Benchmarks • fastsemR

The numbers below are wall-clock timings on commodity hardware. Models that a given tool cannot fit at all are marked accordingly. Treat the figures as order-of-magnitude rather than precise micro-benchmarks — they will move with hardware, BLAS choice, and convergence tolerance.

Representative workloads

Model	N	fastsem	OpenMx	lavaan	Mplus
Bivariate FIML, ordinal	5,000	~3 s	~45 s	DWLS only	~20 s
ACE twin model (FIML)	1,000 pairs	~1 s	~10 s	no ACE	~4 s
RI-CLPM, 4 waves, ordinal	3,000	~8 s	~90 s	no FIML ordinal	~30 s
Gen-SEM scan	500k SNPs	~50 min	~20 h	not supported	not sup

Why fastsem is fast

Analytical gradients.

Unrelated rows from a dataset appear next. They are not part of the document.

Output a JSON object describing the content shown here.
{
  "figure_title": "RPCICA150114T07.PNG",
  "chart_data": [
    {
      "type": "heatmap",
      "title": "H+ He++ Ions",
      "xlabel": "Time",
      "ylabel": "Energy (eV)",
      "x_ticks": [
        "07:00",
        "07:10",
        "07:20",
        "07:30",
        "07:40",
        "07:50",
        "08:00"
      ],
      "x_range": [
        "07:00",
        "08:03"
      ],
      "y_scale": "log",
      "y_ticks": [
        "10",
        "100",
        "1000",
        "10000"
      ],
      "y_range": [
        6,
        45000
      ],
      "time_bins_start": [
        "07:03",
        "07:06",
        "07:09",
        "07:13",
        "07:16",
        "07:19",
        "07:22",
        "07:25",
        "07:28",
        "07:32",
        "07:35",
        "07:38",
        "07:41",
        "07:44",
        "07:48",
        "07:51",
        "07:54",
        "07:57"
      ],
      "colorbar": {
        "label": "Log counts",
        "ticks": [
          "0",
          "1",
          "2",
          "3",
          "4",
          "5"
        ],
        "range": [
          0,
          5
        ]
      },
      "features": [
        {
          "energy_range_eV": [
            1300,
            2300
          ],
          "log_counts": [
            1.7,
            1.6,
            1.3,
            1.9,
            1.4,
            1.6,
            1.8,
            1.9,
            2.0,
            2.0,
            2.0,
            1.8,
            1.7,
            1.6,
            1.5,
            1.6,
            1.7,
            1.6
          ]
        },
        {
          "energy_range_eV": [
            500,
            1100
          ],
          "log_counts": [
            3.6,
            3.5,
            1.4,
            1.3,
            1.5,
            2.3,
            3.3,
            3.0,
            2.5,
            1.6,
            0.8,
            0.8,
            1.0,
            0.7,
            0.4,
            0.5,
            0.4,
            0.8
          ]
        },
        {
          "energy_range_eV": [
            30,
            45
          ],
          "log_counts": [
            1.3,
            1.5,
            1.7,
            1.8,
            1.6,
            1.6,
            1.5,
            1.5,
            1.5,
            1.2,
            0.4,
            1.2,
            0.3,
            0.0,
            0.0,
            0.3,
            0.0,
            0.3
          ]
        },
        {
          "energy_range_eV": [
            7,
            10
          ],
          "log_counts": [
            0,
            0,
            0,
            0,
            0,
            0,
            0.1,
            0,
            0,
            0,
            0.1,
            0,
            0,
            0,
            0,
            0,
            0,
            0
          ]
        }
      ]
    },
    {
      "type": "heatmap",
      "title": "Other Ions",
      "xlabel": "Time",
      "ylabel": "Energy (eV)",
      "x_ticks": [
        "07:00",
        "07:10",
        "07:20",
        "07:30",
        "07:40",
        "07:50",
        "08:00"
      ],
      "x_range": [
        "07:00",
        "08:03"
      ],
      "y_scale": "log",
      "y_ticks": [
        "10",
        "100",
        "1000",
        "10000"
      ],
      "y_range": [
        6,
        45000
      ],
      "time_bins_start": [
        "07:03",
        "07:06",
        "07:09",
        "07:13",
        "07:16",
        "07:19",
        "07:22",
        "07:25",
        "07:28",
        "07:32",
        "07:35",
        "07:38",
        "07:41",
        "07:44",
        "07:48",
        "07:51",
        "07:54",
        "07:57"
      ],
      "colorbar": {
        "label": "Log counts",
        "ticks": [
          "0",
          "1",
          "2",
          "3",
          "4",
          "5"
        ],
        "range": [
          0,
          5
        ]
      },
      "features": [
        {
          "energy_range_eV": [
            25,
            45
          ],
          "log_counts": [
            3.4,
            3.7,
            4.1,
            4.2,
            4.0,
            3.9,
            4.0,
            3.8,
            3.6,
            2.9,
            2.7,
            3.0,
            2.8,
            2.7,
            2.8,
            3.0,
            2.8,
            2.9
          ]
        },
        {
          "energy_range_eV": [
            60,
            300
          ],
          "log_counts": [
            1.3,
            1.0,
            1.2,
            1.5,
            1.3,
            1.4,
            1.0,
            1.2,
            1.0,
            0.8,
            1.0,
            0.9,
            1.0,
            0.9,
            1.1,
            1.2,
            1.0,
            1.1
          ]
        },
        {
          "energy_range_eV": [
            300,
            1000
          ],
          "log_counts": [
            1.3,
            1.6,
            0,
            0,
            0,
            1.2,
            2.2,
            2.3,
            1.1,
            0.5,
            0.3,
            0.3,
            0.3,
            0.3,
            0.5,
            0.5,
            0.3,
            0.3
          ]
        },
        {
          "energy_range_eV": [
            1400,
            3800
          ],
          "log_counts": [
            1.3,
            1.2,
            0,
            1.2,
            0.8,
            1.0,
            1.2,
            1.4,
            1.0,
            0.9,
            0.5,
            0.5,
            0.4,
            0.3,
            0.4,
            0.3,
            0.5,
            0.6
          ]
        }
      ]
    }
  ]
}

Exact ML and FIML gradients are computed via the RAM weight matrix, not by finite differences.
OpenCL float32 objective. The objective function is evaluated on the GPU when available; the float64 analytical gradient runs on CPU.
Multi-threaded CPU fallback. When no GPU is detected, the same objective runs on multiple cores via OpenMP-style parallelism.
Warm-starting. For Gen-SEM-style sweeps, each SNP fit reuses the previous solution, yielding roughly a 20× speed-up over cold starts.
L-BFGS with preconditioner and mini-batch warmup. Faster convergence on stiff likelihoods than naive quasi-Newton.

Reproducing these numbers

Reproduction scripts live in the fastsem engine repository under benchmarks/. The R-side counterparts (using run_fastsem() against equivalent OpenMx and lavaan models) will be packaged in a future revision of fastsemR.

For everyday R workloads, the easiest way to spot the speedup is to take an existing umx/OpenMx model and swap mxRun() for run_fastsem() — see the getting started article.